Sears has survived the Great Depression and world wars. Whether the 126-year-old retailer stays afloat or goes out of business now hinges in part on paying for the enormous bill piled up by going broke.
The fate of Sears Holdings Corp highlights a harsh reality of U.S. bankruptcy: It requires armies of pricey specialists in a system driven by an outcome, not costs.
On Monday, Sears will consider bids for its assets, including a last-ditch $5 billion proposal by chairman and controlling shareholder Eddie Lampert.
To ensure his chances of outbidding proposals to liquidate the chain, Lampert last week agreed to assume more than $600 million in additional liabilities that Sears has incurred since filing for bankruptcy protection last October.
Those so-called administrative claims includes taxes, and payments to vendors and the professionals advising Sears.
"The fees in a case like this will be tremendous, you've got people working round the clock," said David Wander, bankruptcy attorney at Davidoff Hutcher & Citron. "A massive case requires a massive amount of legal talent."

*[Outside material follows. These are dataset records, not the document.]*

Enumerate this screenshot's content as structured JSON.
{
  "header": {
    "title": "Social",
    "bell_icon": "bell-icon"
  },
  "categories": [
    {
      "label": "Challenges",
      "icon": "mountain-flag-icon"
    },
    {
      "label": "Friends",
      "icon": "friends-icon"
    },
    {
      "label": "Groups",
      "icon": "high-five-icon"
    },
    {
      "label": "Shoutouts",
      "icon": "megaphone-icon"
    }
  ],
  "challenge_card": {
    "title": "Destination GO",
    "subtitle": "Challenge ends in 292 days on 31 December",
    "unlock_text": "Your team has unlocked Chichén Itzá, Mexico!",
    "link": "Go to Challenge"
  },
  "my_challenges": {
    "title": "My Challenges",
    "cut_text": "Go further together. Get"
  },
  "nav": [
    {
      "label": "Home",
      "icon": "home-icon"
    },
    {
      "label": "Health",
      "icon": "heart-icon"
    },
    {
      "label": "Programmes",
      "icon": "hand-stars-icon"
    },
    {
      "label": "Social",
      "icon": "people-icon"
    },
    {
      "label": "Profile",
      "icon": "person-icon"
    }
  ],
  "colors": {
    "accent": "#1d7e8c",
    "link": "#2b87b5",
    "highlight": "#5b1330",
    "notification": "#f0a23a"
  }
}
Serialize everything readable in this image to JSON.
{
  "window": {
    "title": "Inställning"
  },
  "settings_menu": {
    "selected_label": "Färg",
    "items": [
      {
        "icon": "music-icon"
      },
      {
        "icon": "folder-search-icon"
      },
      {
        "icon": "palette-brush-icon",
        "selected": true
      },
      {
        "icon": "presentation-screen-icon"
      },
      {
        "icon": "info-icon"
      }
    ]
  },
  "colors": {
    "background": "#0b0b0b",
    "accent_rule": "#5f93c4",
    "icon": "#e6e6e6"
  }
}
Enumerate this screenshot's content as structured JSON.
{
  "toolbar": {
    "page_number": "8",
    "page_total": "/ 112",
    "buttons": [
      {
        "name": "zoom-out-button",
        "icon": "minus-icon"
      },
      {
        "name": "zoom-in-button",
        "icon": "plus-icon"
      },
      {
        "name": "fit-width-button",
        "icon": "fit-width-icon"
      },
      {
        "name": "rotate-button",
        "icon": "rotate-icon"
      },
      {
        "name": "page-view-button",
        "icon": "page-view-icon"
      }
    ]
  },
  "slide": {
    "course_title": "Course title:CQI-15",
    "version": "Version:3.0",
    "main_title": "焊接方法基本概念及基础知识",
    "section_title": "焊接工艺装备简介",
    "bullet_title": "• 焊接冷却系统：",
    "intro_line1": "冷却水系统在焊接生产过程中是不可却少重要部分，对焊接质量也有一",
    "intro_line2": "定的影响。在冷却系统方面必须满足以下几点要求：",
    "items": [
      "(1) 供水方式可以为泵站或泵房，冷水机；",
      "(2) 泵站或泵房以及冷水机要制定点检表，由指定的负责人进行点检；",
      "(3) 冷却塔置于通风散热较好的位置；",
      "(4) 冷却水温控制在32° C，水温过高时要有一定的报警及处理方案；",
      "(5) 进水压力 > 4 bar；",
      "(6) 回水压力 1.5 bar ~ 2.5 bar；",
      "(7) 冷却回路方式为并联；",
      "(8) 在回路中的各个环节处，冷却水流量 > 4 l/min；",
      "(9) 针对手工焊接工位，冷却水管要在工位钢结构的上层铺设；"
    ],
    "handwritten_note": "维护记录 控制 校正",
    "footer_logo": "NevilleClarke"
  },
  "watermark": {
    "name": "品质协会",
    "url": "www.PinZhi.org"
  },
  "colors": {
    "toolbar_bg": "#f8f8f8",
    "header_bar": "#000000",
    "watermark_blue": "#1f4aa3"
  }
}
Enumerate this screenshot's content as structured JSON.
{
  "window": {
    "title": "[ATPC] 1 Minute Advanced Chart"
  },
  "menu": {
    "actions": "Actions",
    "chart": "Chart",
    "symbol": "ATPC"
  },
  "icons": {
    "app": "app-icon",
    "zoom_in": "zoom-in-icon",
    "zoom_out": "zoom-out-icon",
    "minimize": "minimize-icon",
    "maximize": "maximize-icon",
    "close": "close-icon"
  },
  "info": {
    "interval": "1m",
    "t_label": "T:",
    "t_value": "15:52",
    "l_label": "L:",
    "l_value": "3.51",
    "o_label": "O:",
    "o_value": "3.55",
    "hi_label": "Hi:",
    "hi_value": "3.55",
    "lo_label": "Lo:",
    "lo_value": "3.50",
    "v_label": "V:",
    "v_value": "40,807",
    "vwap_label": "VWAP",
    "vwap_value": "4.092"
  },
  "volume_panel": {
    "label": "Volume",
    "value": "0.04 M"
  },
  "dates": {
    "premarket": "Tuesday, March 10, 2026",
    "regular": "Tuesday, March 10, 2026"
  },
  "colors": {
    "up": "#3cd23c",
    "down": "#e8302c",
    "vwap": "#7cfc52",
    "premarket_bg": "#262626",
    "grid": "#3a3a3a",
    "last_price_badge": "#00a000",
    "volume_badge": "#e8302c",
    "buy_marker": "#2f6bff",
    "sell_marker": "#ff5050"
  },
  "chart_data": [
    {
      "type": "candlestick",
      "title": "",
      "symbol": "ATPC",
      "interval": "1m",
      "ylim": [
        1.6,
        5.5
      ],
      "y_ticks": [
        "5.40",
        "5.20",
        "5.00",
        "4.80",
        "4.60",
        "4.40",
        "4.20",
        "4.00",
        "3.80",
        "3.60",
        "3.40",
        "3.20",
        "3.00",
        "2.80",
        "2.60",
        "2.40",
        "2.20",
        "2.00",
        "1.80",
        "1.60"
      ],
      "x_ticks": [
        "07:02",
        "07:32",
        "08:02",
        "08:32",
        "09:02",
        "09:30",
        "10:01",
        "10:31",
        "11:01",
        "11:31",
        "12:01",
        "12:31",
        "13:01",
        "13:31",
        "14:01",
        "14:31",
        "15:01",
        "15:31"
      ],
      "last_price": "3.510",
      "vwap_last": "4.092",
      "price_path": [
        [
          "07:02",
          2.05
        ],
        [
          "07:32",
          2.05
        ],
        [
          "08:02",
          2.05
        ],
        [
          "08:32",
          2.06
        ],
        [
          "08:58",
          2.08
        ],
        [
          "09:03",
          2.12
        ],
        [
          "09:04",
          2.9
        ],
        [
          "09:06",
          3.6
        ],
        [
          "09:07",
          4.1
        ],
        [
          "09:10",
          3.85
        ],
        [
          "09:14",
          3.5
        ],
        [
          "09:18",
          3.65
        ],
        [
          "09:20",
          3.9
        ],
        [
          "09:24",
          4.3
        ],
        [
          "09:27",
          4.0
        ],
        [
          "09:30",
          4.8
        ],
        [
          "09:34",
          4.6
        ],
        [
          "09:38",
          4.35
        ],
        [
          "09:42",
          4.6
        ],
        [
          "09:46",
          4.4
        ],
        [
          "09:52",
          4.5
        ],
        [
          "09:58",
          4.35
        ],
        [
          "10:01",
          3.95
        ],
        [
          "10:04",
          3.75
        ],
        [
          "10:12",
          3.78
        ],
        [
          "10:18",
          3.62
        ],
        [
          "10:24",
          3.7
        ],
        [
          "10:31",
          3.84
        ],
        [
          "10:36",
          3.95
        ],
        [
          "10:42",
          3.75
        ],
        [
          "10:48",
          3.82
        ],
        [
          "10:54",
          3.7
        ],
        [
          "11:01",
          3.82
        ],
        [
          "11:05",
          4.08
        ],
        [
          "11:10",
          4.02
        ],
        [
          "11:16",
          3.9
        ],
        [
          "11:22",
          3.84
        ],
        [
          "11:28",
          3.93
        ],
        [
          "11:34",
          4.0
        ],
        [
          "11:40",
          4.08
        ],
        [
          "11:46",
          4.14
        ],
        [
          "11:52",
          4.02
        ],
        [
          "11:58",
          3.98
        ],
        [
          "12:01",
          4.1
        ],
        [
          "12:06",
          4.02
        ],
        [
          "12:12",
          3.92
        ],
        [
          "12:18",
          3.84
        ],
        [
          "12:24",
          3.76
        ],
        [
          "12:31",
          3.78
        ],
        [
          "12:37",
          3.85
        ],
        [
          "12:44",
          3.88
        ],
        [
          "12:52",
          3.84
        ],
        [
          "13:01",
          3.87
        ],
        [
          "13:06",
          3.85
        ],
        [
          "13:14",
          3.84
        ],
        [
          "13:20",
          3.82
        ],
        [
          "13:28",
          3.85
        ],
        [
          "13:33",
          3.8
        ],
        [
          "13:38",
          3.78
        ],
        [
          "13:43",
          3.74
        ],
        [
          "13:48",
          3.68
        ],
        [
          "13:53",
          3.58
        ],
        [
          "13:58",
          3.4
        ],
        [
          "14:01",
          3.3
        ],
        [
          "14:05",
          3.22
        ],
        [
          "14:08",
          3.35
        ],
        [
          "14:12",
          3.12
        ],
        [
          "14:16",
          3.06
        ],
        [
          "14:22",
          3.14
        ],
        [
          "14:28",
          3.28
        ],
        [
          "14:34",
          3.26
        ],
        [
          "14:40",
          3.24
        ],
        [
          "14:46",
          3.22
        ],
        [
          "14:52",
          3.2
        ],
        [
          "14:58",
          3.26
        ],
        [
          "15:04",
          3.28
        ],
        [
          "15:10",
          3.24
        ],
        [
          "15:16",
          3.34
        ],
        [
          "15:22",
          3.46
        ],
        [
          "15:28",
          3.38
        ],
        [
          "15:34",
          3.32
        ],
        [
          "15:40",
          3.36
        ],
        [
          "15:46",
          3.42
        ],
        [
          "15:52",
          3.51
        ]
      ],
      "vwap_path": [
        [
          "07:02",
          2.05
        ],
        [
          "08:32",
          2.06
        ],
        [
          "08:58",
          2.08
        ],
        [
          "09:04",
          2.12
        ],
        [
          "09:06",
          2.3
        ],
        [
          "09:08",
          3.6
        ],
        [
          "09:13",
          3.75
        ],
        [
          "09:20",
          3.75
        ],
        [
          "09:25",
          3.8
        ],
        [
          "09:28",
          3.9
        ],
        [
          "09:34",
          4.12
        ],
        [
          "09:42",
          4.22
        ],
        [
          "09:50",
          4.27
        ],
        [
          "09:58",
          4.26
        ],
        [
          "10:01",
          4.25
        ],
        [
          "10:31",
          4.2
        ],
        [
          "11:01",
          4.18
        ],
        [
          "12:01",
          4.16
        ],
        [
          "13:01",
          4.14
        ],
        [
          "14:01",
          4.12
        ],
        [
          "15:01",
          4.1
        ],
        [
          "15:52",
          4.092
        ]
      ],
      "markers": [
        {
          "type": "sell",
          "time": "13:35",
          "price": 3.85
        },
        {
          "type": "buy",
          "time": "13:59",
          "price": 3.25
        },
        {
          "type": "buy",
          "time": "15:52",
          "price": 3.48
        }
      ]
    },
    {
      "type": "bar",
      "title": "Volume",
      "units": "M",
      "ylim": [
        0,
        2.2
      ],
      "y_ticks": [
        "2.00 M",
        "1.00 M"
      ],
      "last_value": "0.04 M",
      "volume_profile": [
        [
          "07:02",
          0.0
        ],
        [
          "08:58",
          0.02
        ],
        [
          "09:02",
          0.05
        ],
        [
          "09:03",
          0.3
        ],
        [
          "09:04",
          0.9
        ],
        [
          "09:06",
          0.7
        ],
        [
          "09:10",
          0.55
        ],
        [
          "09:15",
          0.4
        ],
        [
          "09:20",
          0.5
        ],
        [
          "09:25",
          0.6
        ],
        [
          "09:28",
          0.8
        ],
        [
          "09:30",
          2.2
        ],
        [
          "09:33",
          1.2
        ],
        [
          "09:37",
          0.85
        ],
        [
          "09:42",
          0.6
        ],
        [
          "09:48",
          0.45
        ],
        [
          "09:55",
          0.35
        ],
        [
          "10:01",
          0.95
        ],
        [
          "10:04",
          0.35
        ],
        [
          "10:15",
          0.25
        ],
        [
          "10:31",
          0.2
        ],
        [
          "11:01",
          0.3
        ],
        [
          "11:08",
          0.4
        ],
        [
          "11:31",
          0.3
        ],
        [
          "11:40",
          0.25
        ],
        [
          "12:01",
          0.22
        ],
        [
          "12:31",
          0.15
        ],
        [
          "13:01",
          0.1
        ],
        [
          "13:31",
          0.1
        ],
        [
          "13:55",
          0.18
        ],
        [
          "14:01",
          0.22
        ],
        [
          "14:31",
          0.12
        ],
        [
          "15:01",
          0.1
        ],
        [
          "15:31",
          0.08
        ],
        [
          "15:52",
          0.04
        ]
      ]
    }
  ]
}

Sears, which also owns the Kmart discount chain, is picking up the tab for six law firms, three investment banks, two financial advisers and seven others that are providing tax, real estate advice and other services, according to court filings.
Although the final tally will not be known until the case ends, the fees mount quickly.
The law firm of Weil, Gotshal & Manges, for example, billed Sears about $5 million for the first two weeks after it filed for Chapter 11 bankruptcy protection on Oct. 15, according to court documents.
Weil did not respond to a request for comment. Sears declined to comment.
Bankruptcy veterans said the fees reflect the realities of Chapter 11, which can inflate costs: only a handful of law firms can put scores of experienced staff on a case on short notice. Corporate leaders are happy to pay top dollar when the company's survival is on the line.